Мне не хочется говорить о статьях, которые в таком-то журнале печатаются на деньги заказчика, что, по существу, делает его "голосом клаки". Мне не хочется говорить о такой-то газете, в каждом номере которой помещены под разными именами, а то и в открытую по не­сколько статей одних и тех же авторов, работников редакции, что, ко­нечно, выгодно в финансовом плане, но превращает газету по форме — а, если сказать откровенно, то и по содержанию, по уровню — в подо­бие стенгазеты. Мне не хочется говорить о таком-то журнале, который все более превращается в снобистско-семейное издание, отмеченное предельным субъективизмом и уже помянутой выше групповщиной. Мне совсем не хочется говорить о газете с "агромадным" тиражом, со­бравшей в себе целый набор "золотых перьев России", в которой печа­таются самые безграмотные статьи о театре, что и понятно, потому что завотдел культуры сей газеты не отличает Микеланджело от Рафаэля, а "Травиату" — от "Риголетто". А менее всего мне хочется писать о новом типе самоцензуры, которым выгодно обзаводятся сегодня и масти­тые, и, к сожалению, молодые критики, что сродни договорным матчам в спорте: критик пишет то, за что театр платит ему по максимальным расценкам.
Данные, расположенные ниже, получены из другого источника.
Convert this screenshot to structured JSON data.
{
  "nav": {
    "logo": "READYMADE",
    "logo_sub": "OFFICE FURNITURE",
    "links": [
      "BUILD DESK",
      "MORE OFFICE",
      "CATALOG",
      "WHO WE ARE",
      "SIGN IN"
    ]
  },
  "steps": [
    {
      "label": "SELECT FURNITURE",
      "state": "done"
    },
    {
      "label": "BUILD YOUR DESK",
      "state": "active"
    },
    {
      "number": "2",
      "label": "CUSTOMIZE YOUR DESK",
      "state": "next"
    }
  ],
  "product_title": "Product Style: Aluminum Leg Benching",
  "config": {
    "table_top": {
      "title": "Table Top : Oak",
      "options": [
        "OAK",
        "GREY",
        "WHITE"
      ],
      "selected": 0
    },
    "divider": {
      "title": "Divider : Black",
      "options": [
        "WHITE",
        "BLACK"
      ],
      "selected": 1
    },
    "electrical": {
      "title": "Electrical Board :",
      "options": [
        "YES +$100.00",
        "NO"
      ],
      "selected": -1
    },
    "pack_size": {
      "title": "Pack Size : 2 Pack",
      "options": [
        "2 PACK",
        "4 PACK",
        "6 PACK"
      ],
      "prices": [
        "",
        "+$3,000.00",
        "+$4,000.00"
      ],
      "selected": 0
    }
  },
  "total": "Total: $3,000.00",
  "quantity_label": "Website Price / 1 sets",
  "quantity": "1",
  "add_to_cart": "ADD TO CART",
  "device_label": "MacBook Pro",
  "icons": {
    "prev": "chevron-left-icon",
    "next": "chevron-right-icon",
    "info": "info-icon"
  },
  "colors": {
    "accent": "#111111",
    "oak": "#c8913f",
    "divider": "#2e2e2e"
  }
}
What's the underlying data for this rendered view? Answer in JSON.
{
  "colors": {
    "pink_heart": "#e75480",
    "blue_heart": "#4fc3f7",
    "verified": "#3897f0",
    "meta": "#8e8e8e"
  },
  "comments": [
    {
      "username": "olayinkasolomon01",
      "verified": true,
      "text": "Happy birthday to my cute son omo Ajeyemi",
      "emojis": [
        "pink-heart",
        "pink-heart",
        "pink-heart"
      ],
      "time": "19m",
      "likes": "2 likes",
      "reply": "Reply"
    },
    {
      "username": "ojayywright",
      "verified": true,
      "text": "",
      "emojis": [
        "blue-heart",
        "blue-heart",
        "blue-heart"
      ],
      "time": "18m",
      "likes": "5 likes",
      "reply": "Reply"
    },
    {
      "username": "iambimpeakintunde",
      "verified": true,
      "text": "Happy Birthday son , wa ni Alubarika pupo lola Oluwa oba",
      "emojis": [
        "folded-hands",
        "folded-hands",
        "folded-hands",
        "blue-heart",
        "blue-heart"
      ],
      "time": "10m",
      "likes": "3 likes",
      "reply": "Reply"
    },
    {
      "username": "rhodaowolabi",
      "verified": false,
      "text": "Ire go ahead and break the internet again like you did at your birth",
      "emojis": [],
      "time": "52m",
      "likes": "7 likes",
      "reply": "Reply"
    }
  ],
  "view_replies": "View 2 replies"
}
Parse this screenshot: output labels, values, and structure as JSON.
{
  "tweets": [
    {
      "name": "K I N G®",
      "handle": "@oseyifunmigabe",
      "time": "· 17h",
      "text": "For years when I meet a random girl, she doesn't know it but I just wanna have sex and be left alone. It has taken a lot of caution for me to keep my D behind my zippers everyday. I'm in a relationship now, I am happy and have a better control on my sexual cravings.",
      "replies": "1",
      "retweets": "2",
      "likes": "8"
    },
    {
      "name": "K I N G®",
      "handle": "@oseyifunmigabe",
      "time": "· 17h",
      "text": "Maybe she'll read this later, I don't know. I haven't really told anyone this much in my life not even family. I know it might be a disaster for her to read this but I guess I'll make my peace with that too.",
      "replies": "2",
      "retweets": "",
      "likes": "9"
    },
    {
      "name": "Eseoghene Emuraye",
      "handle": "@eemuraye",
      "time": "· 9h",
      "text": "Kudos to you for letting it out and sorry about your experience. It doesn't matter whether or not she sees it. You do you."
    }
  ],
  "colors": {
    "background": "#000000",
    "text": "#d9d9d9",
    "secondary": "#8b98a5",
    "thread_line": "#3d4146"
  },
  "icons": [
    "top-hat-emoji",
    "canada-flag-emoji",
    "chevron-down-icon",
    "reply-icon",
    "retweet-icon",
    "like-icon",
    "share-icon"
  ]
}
[* Sandier J. Theatre en crise. Paris. 1982. P. 299.]

Из этой ситуации, на мой взгляд, возможны только два выхода. Один — принять "правила игры" и активно, с азартом, в нее включить­ся. Другой — сменить форму деятельности. Например, уйти в науку или, скажем, начать преподавать.

Разумеется, лекция — не статья. Однако между написанным, а тем более произнесенным при устном обсуждении спектакля словом крити­ка и словом лектора не столь уж большая разница. Если в идеале критик эрудит, эксперт, судья и советчик одновременно, то ведь с позиций классического театроведения лектор располагается где-то по соседству.

Недавно на одном обсуждении молодая коллега тактично-вскользь упрекнула меня в "устаревших подходах к театру". А много раньше боевая и несколько склонная к истерии студентка, слушая лекцию о ве­ликих итальянских актерах, о Сальвини и Дузе, чуть ли не вскричала: "Вы рассказываете нам о том, что нам в творчестве не понадобится!"

Оба эти случая мне было пережить не только не трудно, но даже приятно. Потому что хотя бы на лекциях можно называть "мышь — мышью", как в известном с детства стишке Маршака, а не подыскивать ей новые диковинные названия в угоду новейшим веяниям, немысли­мым изломам моды или чему-либо еще. Здесь хаос уступает место ло­гике, неповторимость не противоречит общим законам творчества, те­атр обретает достоинство и свое место среди других искусств. Здесь коммунист Брехт вовсе не теснит абсурдиста Беккета, веривший в богов Эсхил уживается с безбожником Эврипидом, а гений ремесла Сара Бер­нар в каком-то высшем смысле оказывается единомышленницей вели­кой исследовательницы "жизни человеческого духа" Элеоноры Дузе.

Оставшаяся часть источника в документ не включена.